Firstly, we have an example of overfitting -- in a problem which wasn't specifically tuned for overfitting / memorization -- which from a naive perspective looks horribly messy and complicated but turns out to be very simple and clean. Although it's a toy problem, that's very promising!
Secondly, what we observe is exactly the naive hypothesis + superposition. And in retrospect this makes a lot of sense! Memorization is the ideal case for something like superposition. Definitionally, a single data point feature is the most sparse possible feature you can have.
Thirdly, Adam Jermyn's extension to repeated data shows that "single data point features" and "generalizing features" can co-occur.
The nice double descent phase change is really just the cherry on the cake. The important thing is having these two regimes where we represent data points vs features.
There's one other reason you might care about this: it potentially has bearing on mechanistic anomaly detection.

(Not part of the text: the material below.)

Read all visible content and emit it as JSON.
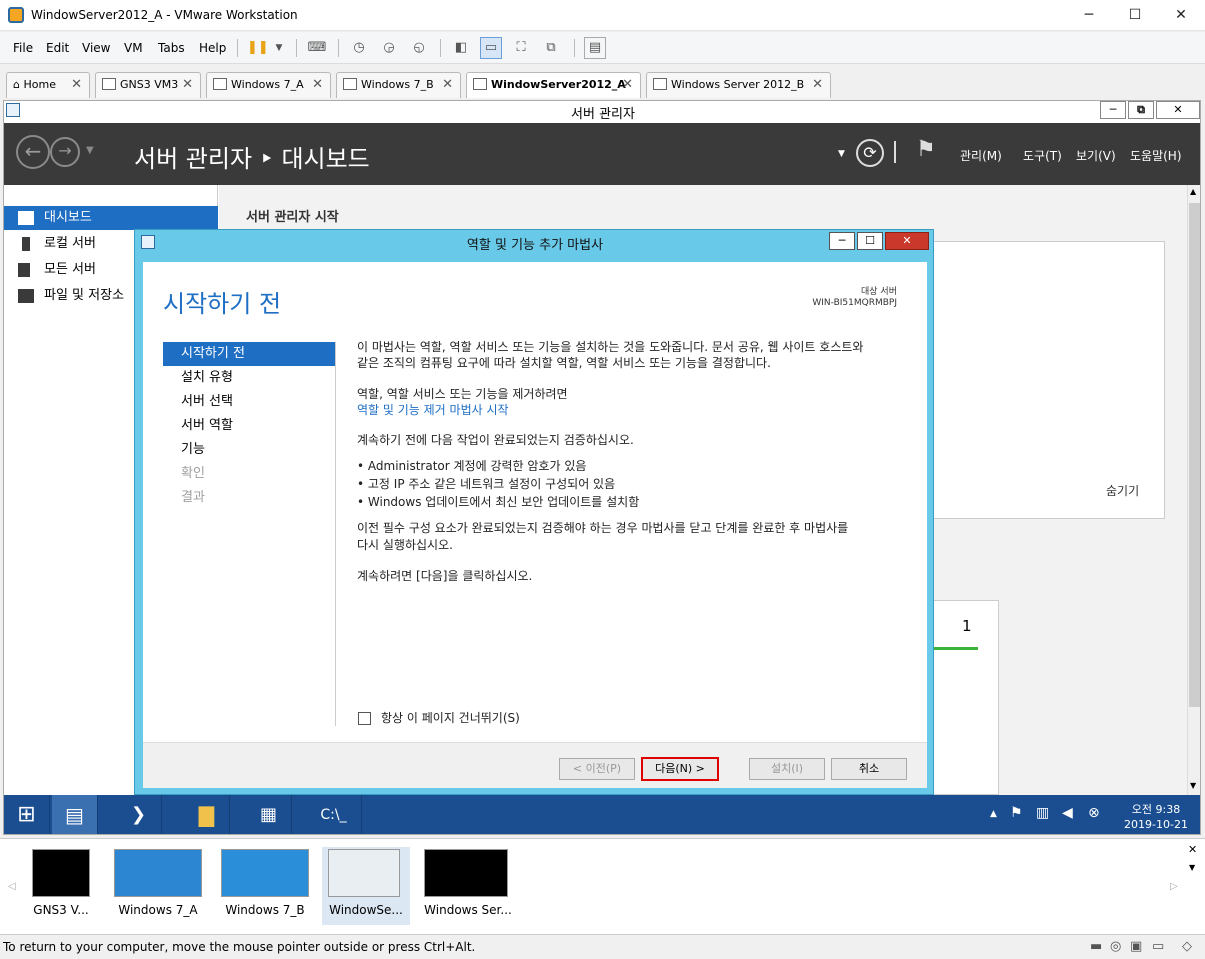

Perhaps the clearest example of this is Adam Jermyn's follow up with repeated data. Here, we have a model with both "normal mechanisms" and "hard coded special cases which rarely activate". And distinguishing them would be very hard if one didn't understand the superposition structure!
Our experiment with extending this to MNIST, although obviously also very much a toy problem, might be interpreted as detecting "memorized training data points" which the model does not use its normal generalizing machinery for, but instead has hard coded special cases. This is a kind of mechanistic anomaly detection, albeit within the training set. (But I kind of think that alarming machinery must form somewhere on the training set.)
One nice thing about these examples is that they start to give a concrete picture of what mechanistic anomaly detection might look like. Of course, I don't mean to suggest that all anomalies would look like this. But as someone who really values concrete examples, I find this useful in my thinking.
These results also suggest that if superposition is widespread, mechanistic anomaly detection will require solving superposition. My present guess (although very uncertain) is that superposition is the hardest problem in mechanistic interpretability. So this makes me think that anomaly detection likely isn't a significantly easier problem than mechanistic interpretability as a whole.
All of these thoughts are very uncertain of course.
Super interesting, thanks! I hadn't come across that work before, and that's a cute and elegant definition.
To me, it's natural to extend this to specific substrings in the document? I believe that models are trained with documents chopped up and concatenated to fit into segment that fully fit the context window, so it feels odd to talk about document as the unit of analysis. And in some sense a 1000 token document is actually 1000 sub-tasks of predicting token k given the prefix up to token k-1, each of which can be memorised.
Maybe we should just not apply a gradient update to the tokens in the repeated substring? But keep the document in and measure loss on the rest.